Wort zum Monat

Gott wurde Mensch

Dezember 1998

An Weihnachten gedenken wir der Geburt Jesu in Bethlehem. Es ist schön, daß es in unserem Kalender einen Tag gibt, der daran erinnert. Wichtig ist, daß in Jesu Christo Gott Mensch wurde und durch sein Opfer am Kreuz die Möglichkeit schuf, die in Sünde gefallenen Menschen mit dem Schöpfer zu versöhnen.

Der Geburt Jesu ging viel voraus. Die Geschichte berichtet, daß der römische Kaiser Augustus eine Volkszählung zur Steuerschätzung angeordnet hatte. Dieses Unterfangen war nicht so einfach zu bewerkstelligen wie heute; es war nicht damit getan, einen Fragebogen auszufüllen. Damals mußte jeder in seine Vaterstadt reisen, um sich dort erfassen zu lassen.

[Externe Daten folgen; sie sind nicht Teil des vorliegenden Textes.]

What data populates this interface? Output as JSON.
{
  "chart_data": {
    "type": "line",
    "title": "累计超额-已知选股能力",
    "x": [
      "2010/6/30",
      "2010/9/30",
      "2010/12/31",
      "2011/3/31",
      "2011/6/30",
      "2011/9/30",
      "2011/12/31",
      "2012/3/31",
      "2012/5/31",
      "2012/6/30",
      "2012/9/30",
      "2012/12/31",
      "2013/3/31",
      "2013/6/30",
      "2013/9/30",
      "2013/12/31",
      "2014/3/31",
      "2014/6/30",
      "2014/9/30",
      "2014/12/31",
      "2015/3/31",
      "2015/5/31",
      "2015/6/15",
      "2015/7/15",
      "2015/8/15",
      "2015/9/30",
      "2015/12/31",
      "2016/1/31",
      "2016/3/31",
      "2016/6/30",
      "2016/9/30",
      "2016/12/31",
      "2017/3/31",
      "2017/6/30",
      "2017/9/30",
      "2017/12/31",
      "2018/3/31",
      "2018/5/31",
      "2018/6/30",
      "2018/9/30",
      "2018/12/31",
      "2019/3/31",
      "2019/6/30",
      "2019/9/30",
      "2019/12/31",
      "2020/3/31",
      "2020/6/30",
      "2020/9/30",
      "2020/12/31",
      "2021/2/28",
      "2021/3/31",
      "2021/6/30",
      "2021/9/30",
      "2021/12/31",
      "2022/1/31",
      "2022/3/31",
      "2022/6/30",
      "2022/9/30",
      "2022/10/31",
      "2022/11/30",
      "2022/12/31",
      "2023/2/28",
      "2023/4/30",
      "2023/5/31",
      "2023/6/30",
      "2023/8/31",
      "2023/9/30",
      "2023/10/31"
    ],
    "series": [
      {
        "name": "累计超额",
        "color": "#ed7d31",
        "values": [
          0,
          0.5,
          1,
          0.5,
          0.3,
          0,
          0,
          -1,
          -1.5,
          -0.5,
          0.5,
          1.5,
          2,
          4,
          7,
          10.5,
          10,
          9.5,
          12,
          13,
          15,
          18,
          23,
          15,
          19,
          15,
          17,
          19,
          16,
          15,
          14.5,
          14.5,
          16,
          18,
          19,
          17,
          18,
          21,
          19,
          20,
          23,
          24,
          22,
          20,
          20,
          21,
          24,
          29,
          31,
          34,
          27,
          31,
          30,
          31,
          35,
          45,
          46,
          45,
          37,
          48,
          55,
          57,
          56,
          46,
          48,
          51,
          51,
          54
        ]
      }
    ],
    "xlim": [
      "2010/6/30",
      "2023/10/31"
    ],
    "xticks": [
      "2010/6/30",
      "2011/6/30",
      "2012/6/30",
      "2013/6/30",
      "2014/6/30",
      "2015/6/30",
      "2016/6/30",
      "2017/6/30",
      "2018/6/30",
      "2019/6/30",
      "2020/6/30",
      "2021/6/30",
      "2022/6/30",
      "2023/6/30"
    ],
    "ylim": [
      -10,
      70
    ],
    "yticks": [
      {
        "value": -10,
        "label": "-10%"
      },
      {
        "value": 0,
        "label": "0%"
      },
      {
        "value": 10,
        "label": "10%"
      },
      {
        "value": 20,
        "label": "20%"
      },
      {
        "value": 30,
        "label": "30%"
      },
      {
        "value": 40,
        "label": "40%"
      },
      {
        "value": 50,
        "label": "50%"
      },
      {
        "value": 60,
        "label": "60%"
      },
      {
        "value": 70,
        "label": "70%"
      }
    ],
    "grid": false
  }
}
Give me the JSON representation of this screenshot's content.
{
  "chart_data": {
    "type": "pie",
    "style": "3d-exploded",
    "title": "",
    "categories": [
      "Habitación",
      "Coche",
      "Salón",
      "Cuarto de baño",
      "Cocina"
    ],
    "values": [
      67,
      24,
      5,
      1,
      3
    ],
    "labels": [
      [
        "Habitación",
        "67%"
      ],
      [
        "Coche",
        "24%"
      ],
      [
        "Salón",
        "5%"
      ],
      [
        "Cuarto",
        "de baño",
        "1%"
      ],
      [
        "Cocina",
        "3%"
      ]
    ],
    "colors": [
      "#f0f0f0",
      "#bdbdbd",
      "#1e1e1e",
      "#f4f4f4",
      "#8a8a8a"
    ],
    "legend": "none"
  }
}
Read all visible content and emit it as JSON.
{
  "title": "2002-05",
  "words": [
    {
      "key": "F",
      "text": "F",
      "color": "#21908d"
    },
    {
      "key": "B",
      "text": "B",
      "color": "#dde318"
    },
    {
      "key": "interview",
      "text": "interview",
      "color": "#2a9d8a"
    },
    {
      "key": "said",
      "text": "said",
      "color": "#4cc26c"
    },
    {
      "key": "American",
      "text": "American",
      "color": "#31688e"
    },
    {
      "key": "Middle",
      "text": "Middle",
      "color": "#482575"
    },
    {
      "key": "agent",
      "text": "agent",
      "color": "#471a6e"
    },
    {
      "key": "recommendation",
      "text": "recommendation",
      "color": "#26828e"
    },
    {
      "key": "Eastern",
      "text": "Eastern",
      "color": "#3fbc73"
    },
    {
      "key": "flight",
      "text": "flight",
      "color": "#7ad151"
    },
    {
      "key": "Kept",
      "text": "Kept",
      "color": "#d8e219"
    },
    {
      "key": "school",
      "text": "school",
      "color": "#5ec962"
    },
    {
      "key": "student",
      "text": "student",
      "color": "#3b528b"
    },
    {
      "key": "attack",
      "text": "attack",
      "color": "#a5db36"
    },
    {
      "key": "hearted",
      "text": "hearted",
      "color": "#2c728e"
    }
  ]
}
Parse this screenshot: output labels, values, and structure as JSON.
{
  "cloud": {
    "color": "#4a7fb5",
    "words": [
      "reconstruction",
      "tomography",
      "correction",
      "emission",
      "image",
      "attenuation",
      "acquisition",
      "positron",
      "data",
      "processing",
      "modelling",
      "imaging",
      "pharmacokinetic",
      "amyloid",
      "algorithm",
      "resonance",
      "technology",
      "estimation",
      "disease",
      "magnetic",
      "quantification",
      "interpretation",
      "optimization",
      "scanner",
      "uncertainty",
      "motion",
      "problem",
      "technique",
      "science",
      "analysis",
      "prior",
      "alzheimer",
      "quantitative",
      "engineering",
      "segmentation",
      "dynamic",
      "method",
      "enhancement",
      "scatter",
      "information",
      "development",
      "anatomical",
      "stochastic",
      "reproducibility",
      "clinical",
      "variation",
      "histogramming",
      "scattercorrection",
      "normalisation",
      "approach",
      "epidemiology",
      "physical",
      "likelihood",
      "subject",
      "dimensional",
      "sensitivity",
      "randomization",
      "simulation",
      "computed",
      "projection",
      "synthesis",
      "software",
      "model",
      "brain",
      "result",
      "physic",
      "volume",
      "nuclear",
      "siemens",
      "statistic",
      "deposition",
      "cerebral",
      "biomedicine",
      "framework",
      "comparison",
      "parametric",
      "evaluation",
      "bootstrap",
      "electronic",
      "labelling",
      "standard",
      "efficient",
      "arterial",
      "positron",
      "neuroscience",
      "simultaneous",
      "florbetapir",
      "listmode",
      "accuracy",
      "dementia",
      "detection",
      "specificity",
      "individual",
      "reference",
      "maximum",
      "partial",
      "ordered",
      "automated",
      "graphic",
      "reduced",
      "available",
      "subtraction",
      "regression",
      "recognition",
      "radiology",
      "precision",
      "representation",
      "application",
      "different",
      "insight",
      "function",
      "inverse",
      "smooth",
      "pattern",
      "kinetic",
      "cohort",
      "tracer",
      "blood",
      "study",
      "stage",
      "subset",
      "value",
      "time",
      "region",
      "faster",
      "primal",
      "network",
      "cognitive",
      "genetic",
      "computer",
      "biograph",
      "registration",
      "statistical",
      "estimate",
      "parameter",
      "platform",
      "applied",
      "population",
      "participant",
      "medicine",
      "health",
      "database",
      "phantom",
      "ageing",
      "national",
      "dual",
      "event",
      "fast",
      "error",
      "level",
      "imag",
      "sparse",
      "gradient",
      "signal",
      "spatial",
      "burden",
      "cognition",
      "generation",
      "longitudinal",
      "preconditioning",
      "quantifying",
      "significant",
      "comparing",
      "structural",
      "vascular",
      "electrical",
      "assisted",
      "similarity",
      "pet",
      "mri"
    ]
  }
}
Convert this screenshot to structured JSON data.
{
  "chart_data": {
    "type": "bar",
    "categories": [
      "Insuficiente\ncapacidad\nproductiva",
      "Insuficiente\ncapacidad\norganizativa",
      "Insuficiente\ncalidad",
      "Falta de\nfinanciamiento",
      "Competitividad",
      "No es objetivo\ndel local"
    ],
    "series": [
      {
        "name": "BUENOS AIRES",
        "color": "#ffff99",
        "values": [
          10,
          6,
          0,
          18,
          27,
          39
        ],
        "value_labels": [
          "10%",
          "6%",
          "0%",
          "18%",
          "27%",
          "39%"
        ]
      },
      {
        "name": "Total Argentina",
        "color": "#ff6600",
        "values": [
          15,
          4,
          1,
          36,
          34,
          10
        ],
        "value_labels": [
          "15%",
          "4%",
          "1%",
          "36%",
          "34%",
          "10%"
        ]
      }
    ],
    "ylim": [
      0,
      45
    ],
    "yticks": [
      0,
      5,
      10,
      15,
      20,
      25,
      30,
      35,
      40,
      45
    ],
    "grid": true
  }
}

Somit waren auf Gebot des Kaisers ganze Völkerscharen unterwegs, was bei den damaligen Verkehrsverhältnissen ohne Frage sehr mühsam und mit Strapazen verbunden war. Diese irdischen Geschehnisse ereigneten sich jedoch im Vollzug göttlicher Planung. Maria sollte den Gottessohn gebären, und zwar in Bethlehem, wie die Propheten Jahrhunderte zuvor angekündigt hatten. Joseph stammte aus dieser Stadt; deshalb mußte er mit seiner schwangeren Frau dorthin reisen - scheinbar auf Gebot des Kaisers, tatsächlich aber, damit sich die Schrift erfüllte!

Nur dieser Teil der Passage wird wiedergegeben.